Benedetta stette a guardare incuriosita; nel cocchio doveva sedere, senza dubbio, una coppia principesca. Guardò e vide un uomo di mezza età che la fissava con certi occhi, pieni di meraviglia. Non ebbe il tempo di proseguire la sua strada che il signore scese dal cocchio e la raggiunse:

"Buona donna, non temete, io vi ho riconosciuta: sono il principe di Alto Sasso che da molti anni errava per valli e monti trasformato in cane randagio. Voi siete colei che mi ha liberato dal malefizio, privandovi dell'umile refezione per sfamarmi!".

"È mai possibile, voi quel cane tignoso che divorò la mia unica pagnotta nel bosco?".

"Precisamente, e vi spiegherò tutto: io fui sempre un principe crudele e egoista; i miei cavalli e i miei cani erano nutriti di pane bianco, ma se veniva un mendicante alla porta io lo facevo scacciare senza misericordia!

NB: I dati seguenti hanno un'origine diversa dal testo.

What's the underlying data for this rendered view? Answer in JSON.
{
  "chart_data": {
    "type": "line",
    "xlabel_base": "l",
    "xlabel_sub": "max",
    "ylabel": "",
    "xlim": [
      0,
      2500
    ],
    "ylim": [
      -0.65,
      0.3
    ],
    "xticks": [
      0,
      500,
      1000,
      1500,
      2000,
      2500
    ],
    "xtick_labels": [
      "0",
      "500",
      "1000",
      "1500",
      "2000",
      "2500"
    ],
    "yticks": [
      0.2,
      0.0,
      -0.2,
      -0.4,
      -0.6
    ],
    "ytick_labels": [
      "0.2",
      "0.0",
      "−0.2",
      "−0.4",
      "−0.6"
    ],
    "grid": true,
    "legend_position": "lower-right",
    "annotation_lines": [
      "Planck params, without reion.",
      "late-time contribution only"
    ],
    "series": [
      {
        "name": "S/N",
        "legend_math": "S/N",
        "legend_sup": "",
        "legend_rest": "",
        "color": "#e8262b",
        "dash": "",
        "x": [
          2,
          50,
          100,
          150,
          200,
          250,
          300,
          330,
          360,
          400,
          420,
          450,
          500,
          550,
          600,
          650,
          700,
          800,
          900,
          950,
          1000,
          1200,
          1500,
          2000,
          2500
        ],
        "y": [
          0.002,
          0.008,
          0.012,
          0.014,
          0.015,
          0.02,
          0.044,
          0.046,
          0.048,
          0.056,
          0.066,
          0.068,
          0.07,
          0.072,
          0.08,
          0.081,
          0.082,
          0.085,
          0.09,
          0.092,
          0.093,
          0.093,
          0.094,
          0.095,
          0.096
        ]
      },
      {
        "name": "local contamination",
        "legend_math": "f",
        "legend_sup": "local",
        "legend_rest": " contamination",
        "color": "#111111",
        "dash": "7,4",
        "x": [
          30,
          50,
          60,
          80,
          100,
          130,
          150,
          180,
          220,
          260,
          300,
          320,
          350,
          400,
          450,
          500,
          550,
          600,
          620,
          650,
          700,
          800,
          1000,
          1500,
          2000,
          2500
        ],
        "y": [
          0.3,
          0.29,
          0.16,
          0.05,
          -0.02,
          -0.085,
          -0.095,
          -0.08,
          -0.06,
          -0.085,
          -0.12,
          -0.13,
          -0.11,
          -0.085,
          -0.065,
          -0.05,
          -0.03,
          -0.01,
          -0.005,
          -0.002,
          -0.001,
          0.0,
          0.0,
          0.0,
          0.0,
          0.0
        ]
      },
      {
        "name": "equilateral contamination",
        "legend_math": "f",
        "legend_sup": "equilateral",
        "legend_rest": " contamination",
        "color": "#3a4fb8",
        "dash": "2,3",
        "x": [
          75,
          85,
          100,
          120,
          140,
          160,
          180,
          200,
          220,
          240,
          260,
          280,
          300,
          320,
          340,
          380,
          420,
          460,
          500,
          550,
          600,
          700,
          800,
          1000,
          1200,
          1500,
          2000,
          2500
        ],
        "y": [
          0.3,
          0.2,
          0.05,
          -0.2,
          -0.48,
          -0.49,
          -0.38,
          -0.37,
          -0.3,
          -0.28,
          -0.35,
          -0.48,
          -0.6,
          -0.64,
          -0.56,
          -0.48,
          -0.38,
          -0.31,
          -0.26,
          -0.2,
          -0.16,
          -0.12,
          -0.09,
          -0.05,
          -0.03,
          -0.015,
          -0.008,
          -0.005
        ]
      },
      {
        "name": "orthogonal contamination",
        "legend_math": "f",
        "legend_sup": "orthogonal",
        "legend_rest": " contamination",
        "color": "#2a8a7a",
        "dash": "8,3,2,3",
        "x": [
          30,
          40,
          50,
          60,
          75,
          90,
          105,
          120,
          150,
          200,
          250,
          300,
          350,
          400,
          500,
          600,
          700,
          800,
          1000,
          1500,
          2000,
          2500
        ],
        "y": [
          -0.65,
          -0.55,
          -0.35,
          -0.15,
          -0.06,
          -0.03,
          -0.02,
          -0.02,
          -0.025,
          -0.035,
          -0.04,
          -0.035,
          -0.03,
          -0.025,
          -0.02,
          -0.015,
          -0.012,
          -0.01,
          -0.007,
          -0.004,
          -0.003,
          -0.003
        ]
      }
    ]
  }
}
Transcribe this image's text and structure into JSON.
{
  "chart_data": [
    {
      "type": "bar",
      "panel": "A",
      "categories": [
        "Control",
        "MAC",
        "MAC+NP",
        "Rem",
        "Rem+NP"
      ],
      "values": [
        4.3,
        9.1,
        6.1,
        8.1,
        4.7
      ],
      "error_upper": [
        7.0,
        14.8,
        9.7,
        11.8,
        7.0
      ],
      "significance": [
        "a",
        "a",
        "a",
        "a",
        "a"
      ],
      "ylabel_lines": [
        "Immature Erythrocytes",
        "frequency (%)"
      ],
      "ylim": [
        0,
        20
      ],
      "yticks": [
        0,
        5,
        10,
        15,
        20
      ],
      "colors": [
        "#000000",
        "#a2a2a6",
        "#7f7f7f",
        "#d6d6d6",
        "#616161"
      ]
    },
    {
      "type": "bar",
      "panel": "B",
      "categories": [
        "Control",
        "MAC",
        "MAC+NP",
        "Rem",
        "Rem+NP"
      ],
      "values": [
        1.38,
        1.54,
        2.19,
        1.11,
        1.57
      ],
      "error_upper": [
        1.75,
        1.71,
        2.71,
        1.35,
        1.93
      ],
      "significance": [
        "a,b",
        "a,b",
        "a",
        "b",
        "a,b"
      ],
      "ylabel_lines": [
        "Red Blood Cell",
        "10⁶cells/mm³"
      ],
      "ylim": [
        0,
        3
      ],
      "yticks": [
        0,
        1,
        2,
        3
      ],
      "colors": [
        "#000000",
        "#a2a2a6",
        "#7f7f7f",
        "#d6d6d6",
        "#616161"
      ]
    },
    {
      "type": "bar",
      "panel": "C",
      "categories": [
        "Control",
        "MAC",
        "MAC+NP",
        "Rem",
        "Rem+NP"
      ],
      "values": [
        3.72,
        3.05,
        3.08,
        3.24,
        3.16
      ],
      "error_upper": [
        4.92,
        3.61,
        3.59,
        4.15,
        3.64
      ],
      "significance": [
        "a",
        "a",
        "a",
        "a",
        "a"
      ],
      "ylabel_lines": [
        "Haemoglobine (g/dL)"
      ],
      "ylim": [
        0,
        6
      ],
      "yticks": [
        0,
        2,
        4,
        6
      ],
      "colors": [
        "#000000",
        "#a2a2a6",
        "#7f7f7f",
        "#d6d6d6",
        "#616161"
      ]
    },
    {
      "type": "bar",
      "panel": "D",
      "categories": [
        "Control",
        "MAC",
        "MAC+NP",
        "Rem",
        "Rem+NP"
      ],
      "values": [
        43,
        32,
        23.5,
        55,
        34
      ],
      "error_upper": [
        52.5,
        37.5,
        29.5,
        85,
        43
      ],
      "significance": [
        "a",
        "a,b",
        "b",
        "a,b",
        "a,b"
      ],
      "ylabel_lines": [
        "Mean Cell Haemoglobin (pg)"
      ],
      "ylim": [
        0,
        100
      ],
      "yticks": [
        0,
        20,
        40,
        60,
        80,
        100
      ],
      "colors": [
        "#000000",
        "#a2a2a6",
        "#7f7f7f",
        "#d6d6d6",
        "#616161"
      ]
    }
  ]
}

Un giorno passò dal castello un pellegrino scalzo e affamato, andava a piedi alla Madonna del Sasso; anch'egli come gli altri trovò un cuore duro e un rifiuto. Ma il pellegrino era un santo uomo e mi fece punire da Dio, che permise fossi tramutato in un cane ulceroso, condannato a trascinare la sua miseria sino al giorno in cui avesse incontrato la donna povera che gli avrebbe offerto l'unico tozzo di pane: quel pane benedetto impastato da mani oneste e laboriose. Ecco perché, dopo il nostro incontro nella selva, io ripresi la forma primiera e sono rientrato al castello abbandonato da tanti anni. Avrete il premio della vostra buona azione!".

Fece salire la contadina nel cocchio e la condusse a vedere le meraviglie del castello; Benedetta ripartì più tardi con una borsa ricolma d'oro: da quel giorno la sua famiglia conobbe l'agiatezza".